At the end of that period, Orochimaru would have come out a different man, a more mellow human being whose ambition rarely went further than his general thirst for knowledge that he would retain until the end of his days, if it ever came to one such as he. No longer would he covet power as he once had, envisioning himself to be a great windmill of change.
But such a universe is mere conjecture, a fantasy. Orochimaru would undergo no such change in character. Far from the Hidden Leaf in the land of Grass and twelve years after the birth of the Fourth's son, Uzumaki Naruto, the snake Sannin cut open the Dead Demon's belly. The portion of his soul that had been his arms returned to his body instead of drifting away into the afterlife. His would not be the only one.
In another part of the continent, deep inside the storage room of a certain temple, a storage scroll fell to the floor and rolled itself wide open.
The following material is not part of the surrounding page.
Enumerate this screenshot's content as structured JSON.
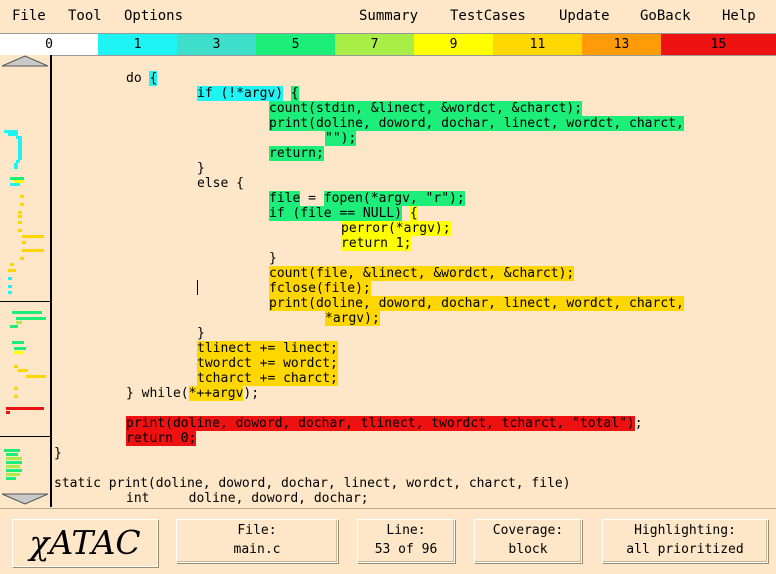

Its conditions for the release of its content fulfilled, the seal that had been scrawled onto the scroll's white parchment surface flickered and then radiated a sickly blue light.
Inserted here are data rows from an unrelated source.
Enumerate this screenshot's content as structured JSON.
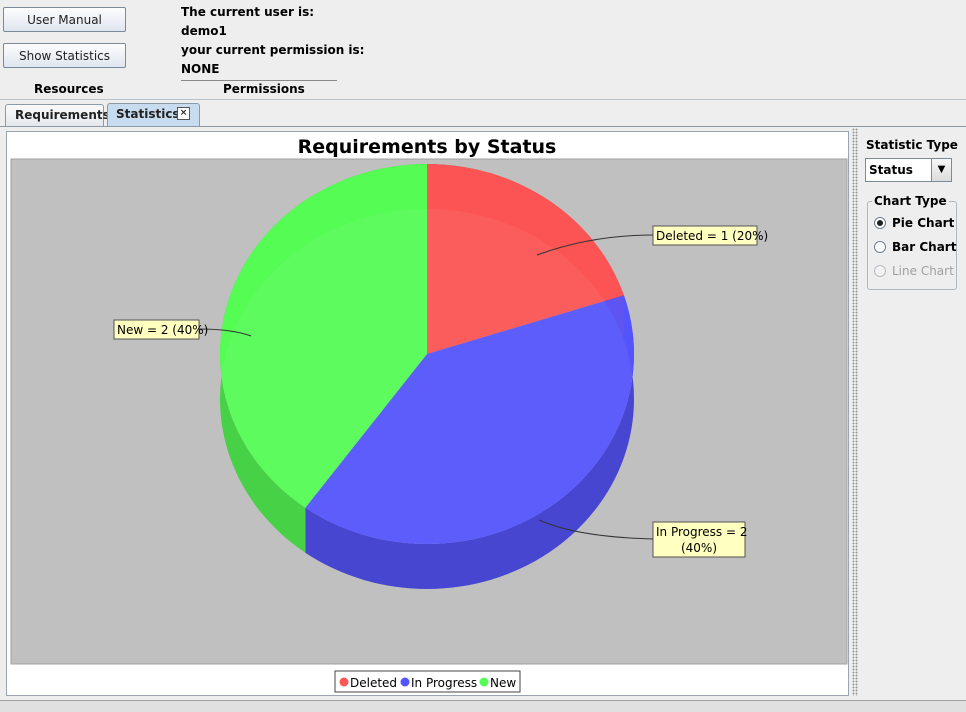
{
  "toolbar": {
    "user_manual": "User Manual",
    "show_statistics": "Show Statistics",
    "resources_label": "Resources",
    "user_label": "The current user is:",
    "user_name": "demo1",
    "permission_label": "your current permission is:",
    "permission_value": "NONE",
    "permissions_label": "Permissions"
  },
  "tabs": [
    {
      "label": "Requirements",
      "active": false
    },
    {
      "label": "Statistics",
      "active": true,
      "close": "×"
    }
  ],
  "sidebar": {
    "statistic_type_label": "Statistic Type",
    "statistic_type_value": "Status",
    "chart_type_label": "Chart Type",
    "options": [
      {
        "label": "Pie Chart",
        "selected": true,
        "enabled": true
      },
      {
        "label": "Bar Chart",
        "selected": false,
        "enabled": true
      },
      {
        "label": "Line Chart",
        "selected": false,
        "enabled": false
      }
    ]
  },
  "chart_data": {
    "type": "pie",
    "title": "Requirements by Status",
    "style": "3d",
    "slices": [
      {
        "label": "Deleted",
        "value": 1,
        "percent": 20,
        "color": "#ff5555",
        "annotation": "Deleted = 1 (20%)"
      },
      {
        "label": "In Progress",
        "value": 2,
        "percent": 40,
        "color": "#5555ff",
        "annotation_line1": "In Progress = 2",
        "annotation_line2": "(40%)"
      },
      {
        "label": "New",
        "value": 2,
        "percent": 40,
        "color": "#55ff55",
        "annotation": "New = 2 (40%)"
      }
    ],
    "legend": [
      "Deleted",
      "In Progress",
      "New"
    ],
    "legend_position": "bottom",
    "background": "#c0c0c0"
  }
}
And so it was that, twelve years after his supposed death, a man finds himself sitting inside a dark, musty room which he would later discover to be one of the underground storage spaces underneath a place known as the Temple of Fire, a sacred temple where Shinobi from all across the Land of Fire who sought the spiritual path, to redeem the sins of their professions, were gathered.
The man sat unmoving, his eyes riveted on the scroll from which he had been released. On the corner of the scroll, separate from the now defunct patterns of the storage seal which had held his body, were a set of glowing blue letters, a command. It told him all he needed to know as to what had happened.
He stared, he breathed, and he stared some more, unable to move his eyes off the message and the achingly familiar handwriting in which it had been written.
生
き
て
(Live)
And he did, unwillingly, his heart beating a stubborn rhythm and his breath coming out slow and measured. He sat on the cold, earthen floor and stared at the message. He didn't move, nor did he take his eyes away from the scroll. He remained still, even when his stomach began to tell him that he was hungry, even when his body told him that it needed sleep and his eyes began to feel a heavy strain in that underground darkness.
It was some hours before sunset when Orochimaru had split the Dead Demon's belly, but it was near sunrise of the next day before Namikaze Minato finally stirred from where he was sitting. Maybe she was alive. She'd had the strength to set up a storage seal after all. He felt a desperate euphoria of hope as he staggered around the blackness looking for an exit.